De democratisering van het bestuur werd zeer versneld sinds in 1834 de burgemeester door het volk werd gekozen. Maar deze volksinvloed werd doorkruist door veel corruptie, vooral door de opkomst van Tammany Hall. William Tweed, ‘boss’ van de stad sinds 1860, wist met de zijnen, de zgn. Tweed ring, in enkele jaren miljoenen dollars te verwerven, maar werd in 1871 ten val gebracht. In 1863, midden in de Burgeroorlog, was New York het toneel van de eerste grote rassenbotsing. De afkondiging van de dienstplicht leidde toen tot hevige volkswoede, die zich ontlaadde tegen de zwarte bevolking en leidde tot vele slachtoffers en enorme schade. In het algemeen kan men zeggen dat de situatie in New York in de tweede helft van de 19de eeuw zeer slecht was. De bevolking bleef maar toenemen, vooral met immigranten uit allerlei landen, die in grote ellende in slums leefden. Het bestuur was corrupt. In 1896 werd het zgn. Greater New York georganiseerd, dat (vanaf 1 jan. 1898) zou bestaan uit de vijf wijken Manhattan, Brooklyn, Bronx, Queens en Richmond (Staten Island). Deze agglomeratie had in 1900 3,4 miljoen inwoners.
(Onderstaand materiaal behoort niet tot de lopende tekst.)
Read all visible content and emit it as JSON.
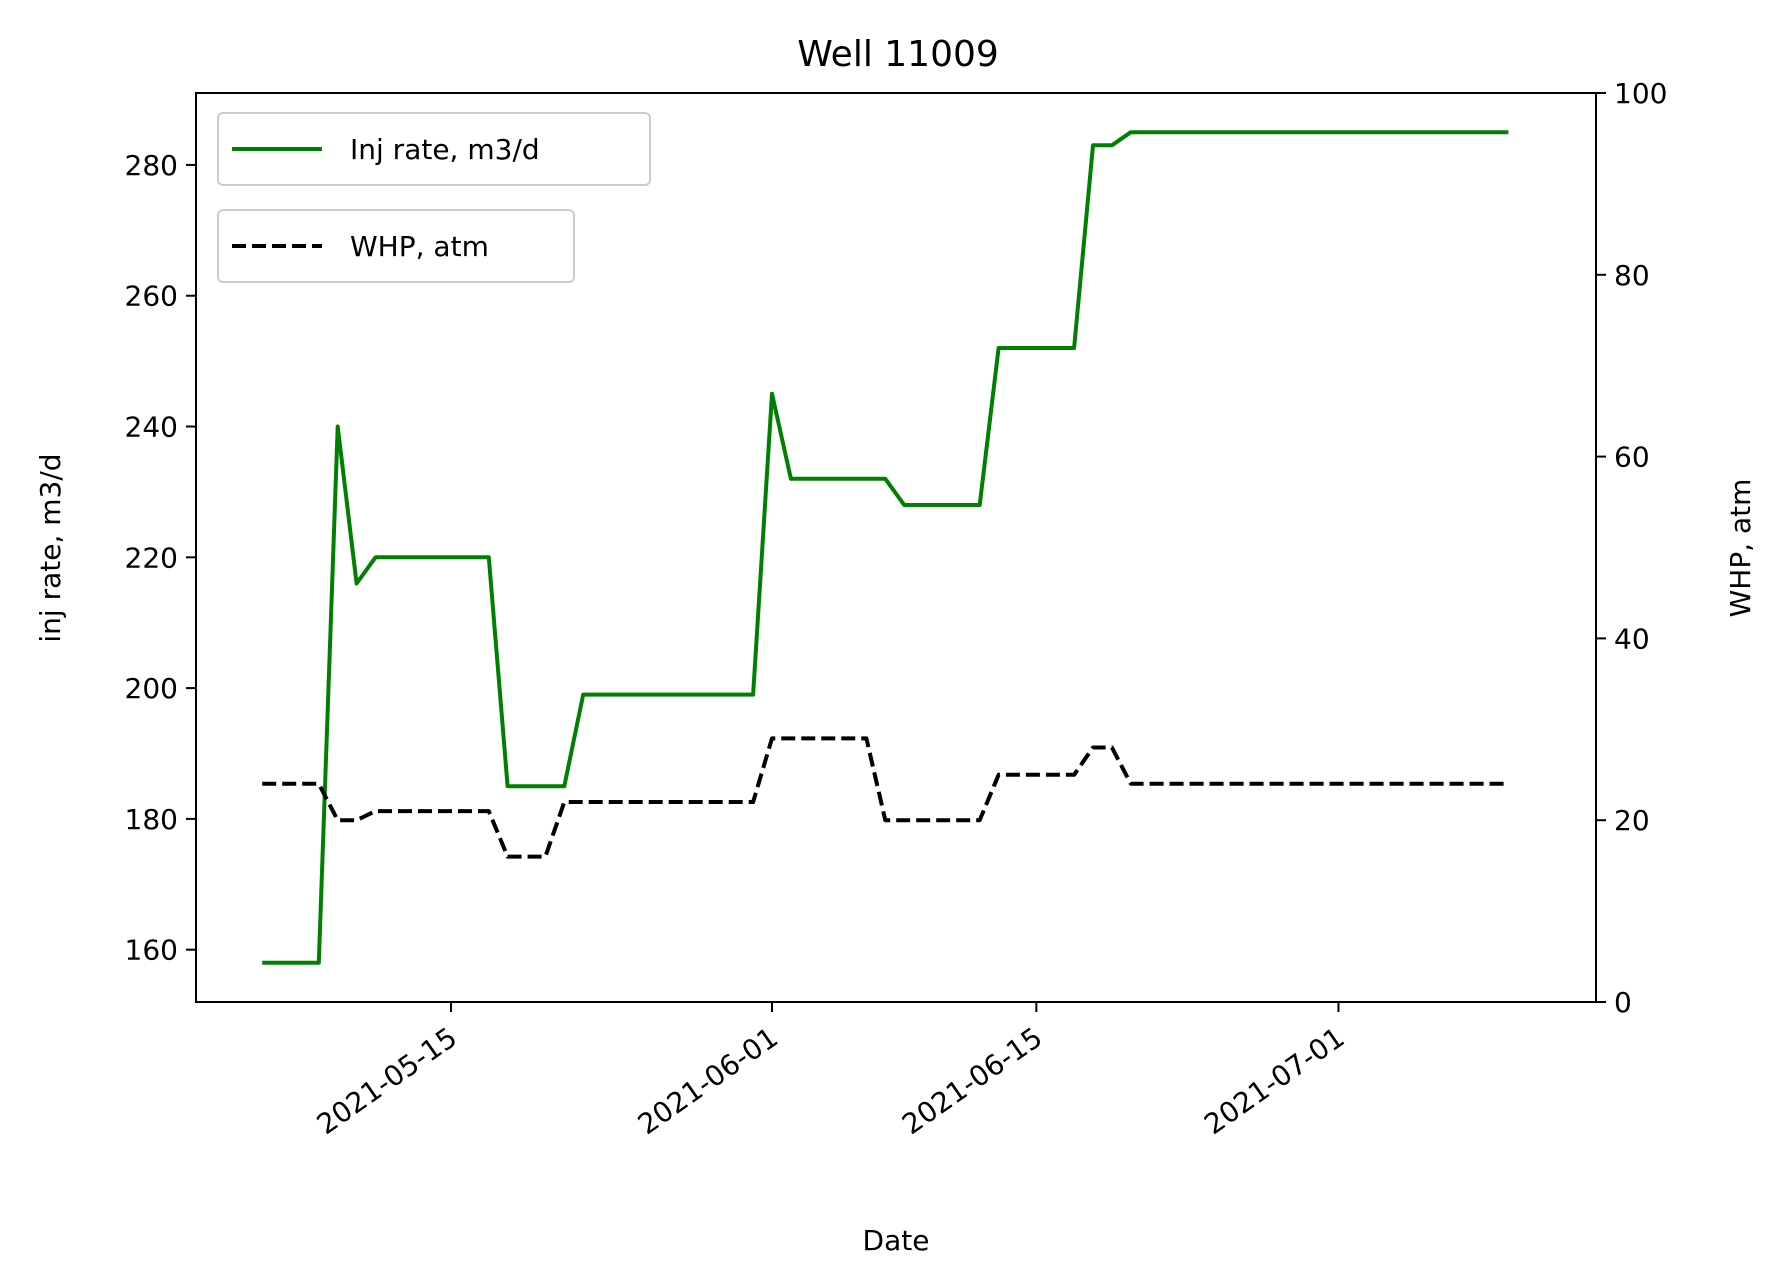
{
  "chart_data": {
    "type": "line",
    "title": "Well 11009",
    "xlabel": "Date",
    "ylabel": "inj rate, m3/d",
    "y2label": "WHP, atm",
    "x_ticks": [
      "2021-05-15",
      "2021-06-01",
      "2021-06-15",
      "2021-07-01"
    ],
    "x_range": [
      "2021-05-01",
      "2021-07-15"
    ],
    "ylim": [
      152,
      291
    ],
    "y_ticks": [
      160,
      180,
      200,
      220,
      240,
      260,
      280
    ],
    "y2lim": [
      0,
      100
    ],
    "y2_ticks": [
      0,
      20,
      40,
      60,
      80,
      100
    ],
    "grid": false,
    "legend_placement": "top-left",
    "series": [
      {
        "name": "Inj rate, m3/d",
        "axis": "left",
        "color": "#008000",
        "style": "solid",
        "x": [
          "2021-05-05",
          "2021-05-08",
          "2021-05-09",
          "2021-05-10",
          "2021-05-11",
          "2021-05-17",
          "2021-05-18",
          "2021-05-21",
          "2021-05-22",
          "2021-05-31",
          "2021-06-01",
          "2021-06-02",
          "2021-06-07",
          "2021-06-08",
          "2021-06-12",
          "2021-06-13",
          "2021-06-17",
          "2021-06-18",
          "2021-06-19",
          "2021-06-20",
          "2021-07-10"
        ],
        "y": [
          158,
          158,
          240,
          216,
          220,
          220,
          185,
          185,
          199,
          199,
          245,
          232,
          232,
          228,
          228,
          252,
          252,
          283,
          283,
          285,
          285
        ]
      },
      {
        "name": "WHP, atm",
        "axis": "right",
        "color": "#000000",
        "style": "dashed",
        "x": [
          "2021-05-05",
          "2021-05-08",
          "2021-05-09",
          "2021-05-10",
          "2021-05-11",
          "2021-05-17",
          "2021-05-18",
          "2021-05-19",
          "2021-05-20",
          "2021-05-21",
          "2021-05-22",
          "2021-05-27",
          "2021-05-31",
          "2021-06-01",
          "2021-06-06",
          "2021-06-07",
          "2021-06-12",
          "2021-06-13",
          "2021-06-17",
          "2021-06-18",
          "2021-06-19",
          "2021-06-20",
          "2021-07-10"
        ],
        "y": [
          24,
          24,
          20,
          20,
          21,
          21,
          16,
          16,
          16,
          22,
          22,
          22,
          22,
          29,
          29,
          20,
          20,
          25,
          25,
          28,
          28,
          24,
          24
        ]
      }
    ]
  }
}
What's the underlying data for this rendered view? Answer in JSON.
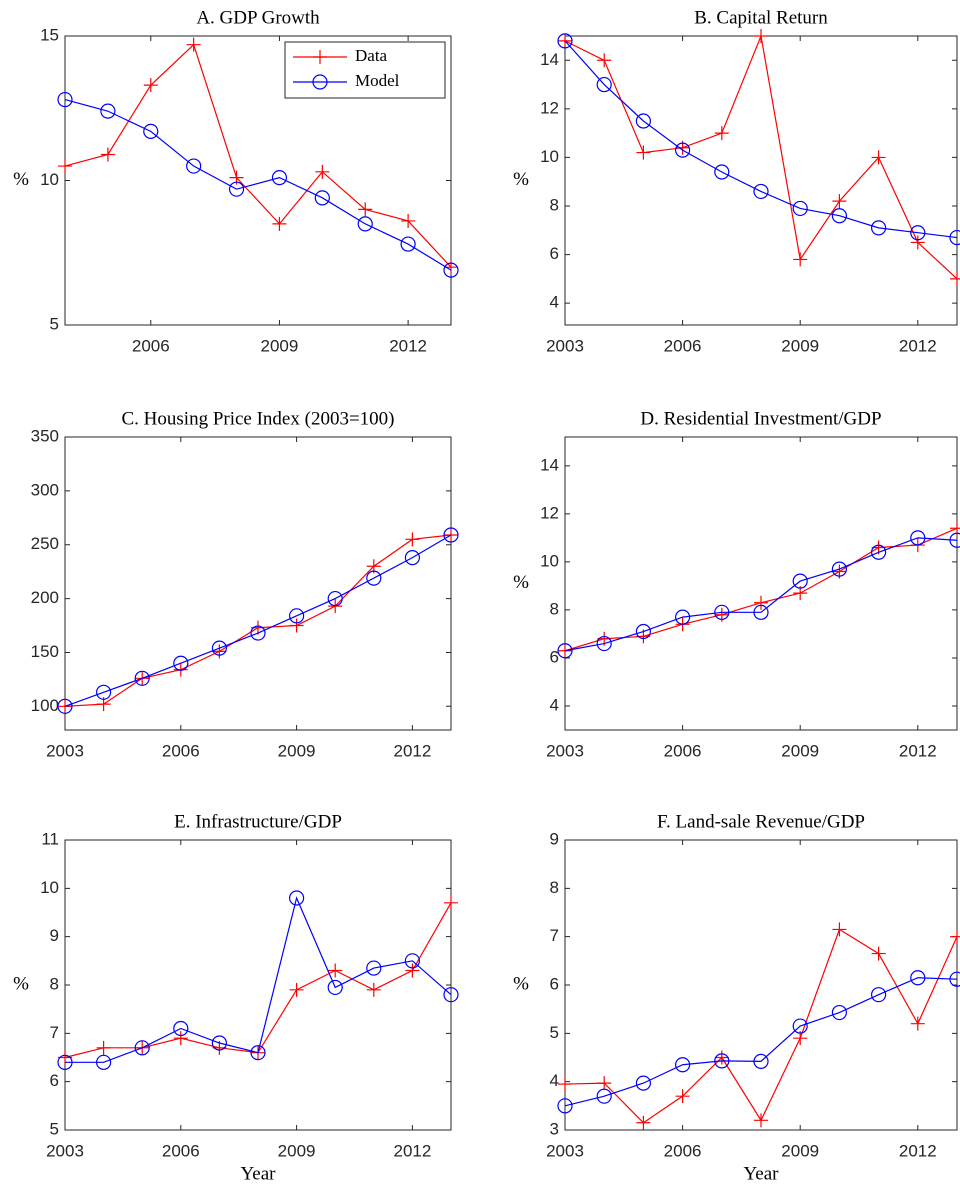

De politiek werd nog lange tijd beheerst door Tammany Hall. Laatste vertegenwoordiger van deze organisatie was de kleurrijke burgemeester Jimmy Walker (1926–1932). Daarna volgde echter het uitstekende en krachtige bewind van Fiorello LaGuardia, die talrijke hervormingen tot stand bracht. Steeds schrijnender werd echter het probleem van de rassenverhouding. In 1964 kwam het tot een zeer grote uitbarsting in Harlem, die met moeite kon worden bedwongen. In 1975 stond de administratie van de stad voor een bankroet, wat o.m. de centrale Amerikaanse regering noopte tot het verstrekken van leningen.